Ending a Negotiation

  • Summary close: you end by simply stating the agreed terms.
  • Concessions close: you end by discussing the flexibility/accommodating actions of both sides.
  • Adjournment close: you agree to take time out to consider more information.
  • Ultimatum close: one party states that the deal either happens on certain terms or they walk away.

Points you may typically have to negotiate

Material terms

  • What is included in the transaction (e.g. which particular assets/the number of shares).
  • Price (or the amount one party is willing to settle at in the case of a dispute).
  • Time frame: for instance, the date at which payment will be made or the delivery date of an asset.

Conditions Precedent

  • These are conditions that must be fulfilled before full performance under a contract becomes due. Notable examples of conditions precedent include the verification (through due diligence) of all the key promises made by the seller prior to the transaction and the receipt of clearance from the relevant competition authorities.

Scope of Due Diligence

  • Due Diligence refers to the process under which the buyer and its advisors carry out in-depth investigations into many aspects of proposed targets companies.
  • This can involve looking through legal/financial/other records to check whether anything exists that could adversely impact upon the deal. It can help the parties to understand exactly what they are buying (the state of the target company"s finances/pension scheme/assets/employment terms/contracts etc.).
  • Note that the seller will likely put restrictions in place to prevent potential buyers (which are usually competitors) from finding out too much about the seller"s business, in case the deal falls through.

Deal Protection

  • The buyer may request exclusivity over the deal so it does not waste time and money doing due diligence only to lose out to another party.
  • The seller may in return request a guaranteed payment if the buyer (having been given exclusivity) walks out on the deal without good reason.
  • Both parties can agree certain terms that will remain binding after the deal, in order to ensure both feel comfortable enough to go through with the deal. The below clauses are primary examples of the types of clauses that will commonly be negotiated.

Warranty

  • A factual statement in a contract that amounts to an assurance or a promise relating to the condition of an object or entity that the buyer is purchasing, the breach of which may give rise to a legal claim for damages.

Indemnity

  • Buyer protection, asking for pound for pound compensation if specified scenarios take place. For instance, if the target company is in the middle of a law suit at the time it is acquired, the sellers can agree in advance to pay back any money to the buyers that the company is required to pay out in relation to the law suit. Indemnities may be subject to caps, for instance maximum amounts that will be paid out if claims are made or time limitations upon the duration for which indemnities can be relied upon.

Non-Compete Agreement

  • A promise from the seller that if the deal goes ahead, the seller will not start up a similar business and emerge as a competitor of the business being acquired.
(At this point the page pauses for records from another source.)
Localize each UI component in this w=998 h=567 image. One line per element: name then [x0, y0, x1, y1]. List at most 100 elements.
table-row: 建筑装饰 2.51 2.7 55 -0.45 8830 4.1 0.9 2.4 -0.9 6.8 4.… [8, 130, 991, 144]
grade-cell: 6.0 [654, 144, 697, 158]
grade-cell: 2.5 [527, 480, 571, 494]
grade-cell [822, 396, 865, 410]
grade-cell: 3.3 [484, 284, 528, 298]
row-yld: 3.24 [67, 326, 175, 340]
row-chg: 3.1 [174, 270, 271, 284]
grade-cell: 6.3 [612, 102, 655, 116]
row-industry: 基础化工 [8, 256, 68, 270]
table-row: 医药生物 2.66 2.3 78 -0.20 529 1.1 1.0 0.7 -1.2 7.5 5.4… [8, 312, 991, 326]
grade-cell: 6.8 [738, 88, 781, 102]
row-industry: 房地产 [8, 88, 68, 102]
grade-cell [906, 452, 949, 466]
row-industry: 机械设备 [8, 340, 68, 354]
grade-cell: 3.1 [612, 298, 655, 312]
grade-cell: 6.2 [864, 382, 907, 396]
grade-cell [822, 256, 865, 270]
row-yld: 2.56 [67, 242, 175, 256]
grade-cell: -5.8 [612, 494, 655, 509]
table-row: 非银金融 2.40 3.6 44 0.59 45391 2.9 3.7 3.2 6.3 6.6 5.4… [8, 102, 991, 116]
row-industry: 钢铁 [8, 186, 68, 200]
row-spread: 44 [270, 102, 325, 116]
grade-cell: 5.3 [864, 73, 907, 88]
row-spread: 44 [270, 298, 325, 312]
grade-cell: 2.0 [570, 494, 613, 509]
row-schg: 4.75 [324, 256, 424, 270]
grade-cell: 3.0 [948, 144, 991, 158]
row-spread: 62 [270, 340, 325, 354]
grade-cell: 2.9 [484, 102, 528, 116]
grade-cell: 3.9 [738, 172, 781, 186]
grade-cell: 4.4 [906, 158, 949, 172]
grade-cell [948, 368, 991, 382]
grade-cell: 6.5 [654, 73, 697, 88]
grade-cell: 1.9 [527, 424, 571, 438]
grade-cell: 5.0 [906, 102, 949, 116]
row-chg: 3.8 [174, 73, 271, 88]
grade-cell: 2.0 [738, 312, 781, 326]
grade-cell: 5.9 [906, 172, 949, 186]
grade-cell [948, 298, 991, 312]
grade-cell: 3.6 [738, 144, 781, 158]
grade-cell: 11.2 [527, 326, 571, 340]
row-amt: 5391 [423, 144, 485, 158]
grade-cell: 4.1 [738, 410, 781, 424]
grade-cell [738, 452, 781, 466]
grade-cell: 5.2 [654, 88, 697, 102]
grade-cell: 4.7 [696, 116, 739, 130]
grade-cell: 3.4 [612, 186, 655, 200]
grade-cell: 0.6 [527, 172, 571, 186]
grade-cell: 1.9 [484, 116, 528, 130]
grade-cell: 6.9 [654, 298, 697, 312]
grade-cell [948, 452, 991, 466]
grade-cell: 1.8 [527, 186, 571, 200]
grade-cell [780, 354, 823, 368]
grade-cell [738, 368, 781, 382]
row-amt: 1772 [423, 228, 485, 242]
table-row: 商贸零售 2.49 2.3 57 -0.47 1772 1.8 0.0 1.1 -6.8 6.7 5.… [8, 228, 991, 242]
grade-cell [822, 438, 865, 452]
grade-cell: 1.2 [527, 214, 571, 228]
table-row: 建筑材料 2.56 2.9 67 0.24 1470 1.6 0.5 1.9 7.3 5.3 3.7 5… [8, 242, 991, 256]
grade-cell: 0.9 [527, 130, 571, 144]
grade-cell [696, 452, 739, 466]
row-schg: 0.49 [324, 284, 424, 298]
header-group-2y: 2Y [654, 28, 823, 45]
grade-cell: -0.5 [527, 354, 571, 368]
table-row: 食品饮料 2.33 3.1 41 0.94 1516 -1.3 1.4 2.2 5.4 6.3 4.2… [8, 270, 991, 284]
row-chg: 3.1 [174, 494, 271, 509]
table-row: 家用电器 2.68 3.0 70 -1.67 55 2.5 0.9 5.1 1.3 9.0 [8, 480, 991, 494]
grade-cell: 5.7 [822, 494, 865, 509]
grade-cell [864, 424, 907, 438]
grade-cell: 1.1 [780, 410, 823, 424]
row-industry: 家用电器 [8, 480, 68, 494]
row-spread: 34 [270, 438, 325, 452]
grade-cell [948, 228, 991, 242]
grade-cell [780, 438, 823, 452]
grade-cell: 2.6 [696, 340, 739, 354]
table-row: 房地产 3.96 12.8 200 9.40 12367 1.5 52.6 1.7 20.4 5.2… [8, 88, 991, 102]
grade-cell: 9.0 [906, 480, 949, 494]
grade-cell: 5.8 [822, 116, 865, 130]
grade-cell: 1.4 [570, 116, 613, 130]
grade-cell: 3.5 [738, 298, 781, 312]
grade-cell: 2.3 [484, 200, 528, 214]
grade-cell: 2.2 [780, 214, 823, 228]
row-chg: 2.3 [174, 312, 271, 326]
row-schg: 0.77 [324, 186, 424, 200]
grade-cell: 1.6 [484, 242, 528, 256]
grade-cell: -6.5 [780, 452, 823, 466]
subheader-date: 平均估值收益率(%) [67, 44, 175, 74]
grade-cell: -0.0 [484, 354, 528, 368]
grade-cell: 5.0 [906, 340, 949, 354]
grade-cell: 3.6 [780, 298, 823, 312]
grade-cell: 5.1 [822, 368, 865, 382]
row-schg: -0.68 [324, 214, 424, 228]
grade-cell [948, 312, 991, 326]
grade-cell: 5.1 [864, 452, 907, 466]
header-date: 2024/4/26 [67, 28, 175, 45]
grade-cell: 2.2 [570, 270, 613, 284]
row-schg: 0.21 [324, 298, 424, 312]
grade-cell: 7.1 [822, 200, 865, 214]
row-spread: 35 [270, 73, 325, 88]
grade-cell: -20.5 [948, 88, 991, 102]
Such agreements will usually apply for a limited period of time (typically 3 years) and/or apply only to regions in which the business being acquired already operates.

Non-Solicit Clause

  • A contractual promise from a seller to a buyer not to approach and attempt to poach, for instance, certain key employees, suppliers, distributors or customers of the newly purchased company for a given time period or in a particular jurisdiction.